Amerikan Silahlı Kuvvetleri, dev savaş makinesiyle Irak'a girdi. Görünürdeki amacı Irak'ı Saddam'ın zulmünden kurtarmaktı... Irak'ı kurtarmak(!)tı... Olmadı! Kurtaramadı! İşgalin başlamasından bu yana ölenlerin sayısını kimse bilmiyor. Yüzbin sivilin öldüğünü söyleyen de var, ölü sayısının yüzbinleri aştığını öne süren de. Ama bilinmeyenler yalnızca savaşın "insani bilanço"suyla ilgili değil. "Siyasi bilanço"nun ne olduğunu, ne olacağını ve Irak'ta bundan sonra neler yaşanacağını da kimse bilmiyor. Belirsizlik, kaosu, kaos yeni trajedileri çağrıştırıyor. Güney komşumuz işgal edilirken, işgale alkış tutanlar bugünlerde en karamsar(!) yazıları kaleme alıyorlar: Irak'ta durumun; hem Irak halkı, hem de Türkiye için felakete gittiğini yazıyorlar. Dahası, ABD'nin "B" planı bulunmadığını ve kendini bataklıktan kurtarmak için bir an önce çekilme hesapları yaptığını, asıl felaketin de doğacak bu otorite boşluğunda yaşanacağını söylüyorlar. Parçalanmanın eşiğine gelmiş, bir yanda Kürt devleti, bir yanda şeriat yönetimi kurulmuş Irak... Yarının "kurtarılmış" Irak'ı, Saddam zaliminin dünkü Irak'ına bile rahmet okutuyor. Ve hiç yaşanmamış şeyler oluyor Irak'ta... Hayat, her an ölümle yatıp kalkıyor. İnsanın ve hayatın iliklerine işlemiş ölüm korkusu, yüzbinlerce insanı bir köprünün üstünden nehre döküyor. Geride bin çift fukara terliği... Sakin sularında yüzlerce ceset taşıyor Dicle... Savaş makinesi ne yapıyor böyle?

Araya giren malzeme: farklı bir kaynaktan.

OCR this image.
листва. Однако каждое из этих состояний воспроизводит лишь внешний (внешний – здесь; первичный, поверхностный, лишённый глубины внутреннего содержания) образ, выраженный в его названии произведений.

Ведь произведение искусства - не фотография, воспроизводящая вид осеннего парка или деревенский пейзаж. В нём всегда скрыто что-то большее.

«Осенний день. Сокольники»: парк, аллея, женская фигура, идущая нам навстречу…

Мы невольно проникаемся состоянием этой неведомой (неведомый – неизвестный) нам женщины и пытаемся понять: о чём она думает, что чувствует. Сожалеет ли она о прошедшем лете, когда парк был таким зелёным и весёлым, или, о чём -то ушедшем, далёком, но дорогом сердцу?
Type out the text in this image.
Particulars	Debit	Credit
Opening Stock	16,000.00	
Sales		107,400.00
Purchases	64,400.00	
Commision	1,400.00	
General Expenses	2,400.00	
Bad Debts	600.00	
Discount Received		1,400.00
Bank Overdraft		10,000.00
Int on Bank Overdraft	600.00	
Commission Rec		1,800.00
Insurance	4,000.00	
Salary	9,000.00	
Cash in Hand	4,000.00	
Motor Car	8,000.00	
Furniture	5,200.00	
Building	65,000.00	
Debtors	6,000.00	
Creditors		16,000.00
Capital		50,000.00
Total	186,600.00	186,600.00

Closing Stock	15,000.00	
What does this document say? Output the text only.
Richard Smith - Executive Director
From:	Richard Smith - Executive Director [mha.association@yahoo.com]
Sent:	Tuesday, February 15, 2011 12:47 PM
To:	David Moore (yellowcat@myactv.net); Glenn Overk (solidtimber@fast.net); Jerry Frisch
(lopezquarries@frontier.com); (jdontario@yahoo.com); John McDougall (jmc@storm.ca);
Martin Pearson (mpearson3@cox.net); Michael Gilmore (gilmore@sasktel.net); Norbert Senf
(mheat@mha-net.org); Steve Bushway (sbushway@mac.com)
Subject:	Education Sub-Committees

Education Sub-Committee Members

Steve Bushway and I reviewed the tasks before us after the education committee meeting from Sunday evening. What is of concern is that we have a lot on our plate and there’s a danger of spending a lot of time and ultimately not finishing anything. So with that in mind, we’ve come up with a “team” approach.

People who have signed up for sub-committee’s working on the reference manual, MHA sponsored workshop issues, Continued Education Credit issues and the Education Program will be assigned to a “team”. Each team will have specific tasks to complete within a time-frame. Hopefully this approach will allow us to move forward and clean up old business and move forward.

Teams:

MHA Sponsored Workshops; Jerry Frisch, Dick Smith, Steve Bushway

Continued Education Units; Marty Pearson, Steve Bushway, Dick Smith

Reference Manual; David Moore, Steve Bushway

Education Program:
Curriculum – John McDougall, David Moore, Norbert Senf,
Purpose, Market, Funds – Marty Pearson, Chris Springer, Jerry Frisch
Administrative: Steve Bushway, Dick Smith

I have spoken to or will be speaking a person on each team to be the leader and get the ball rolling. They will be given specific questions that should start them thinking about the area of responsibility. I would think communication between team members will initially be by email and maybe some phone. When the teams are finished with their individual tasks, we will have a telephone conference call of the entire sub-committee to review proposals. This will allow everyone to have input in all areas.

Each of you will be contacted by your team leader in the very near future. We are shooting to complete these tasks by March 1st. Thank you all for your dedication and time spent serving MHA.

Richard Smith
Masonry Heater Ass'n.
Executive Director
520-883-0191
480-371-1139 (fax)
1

Ve sakin sularında yüzlerce ceset taşıyor Mississippi... Asrın en güçlü savaş makinesininin çabalaması boşuna. Acımasız savaşı doğa kazanıyor ne yazık ki... Binlerce kilometre uzakta tarihin akışını istediği yöne çeviremiyor makine. Ve... Binlerce kilometre uzakta kasırganın ve suların akışını istediği yöne çeviremiyor makine. Onu yapamazsa, bunu yapamazsa ne işe yarar bu makine? Savaş makinesi ne yapıyor böyle?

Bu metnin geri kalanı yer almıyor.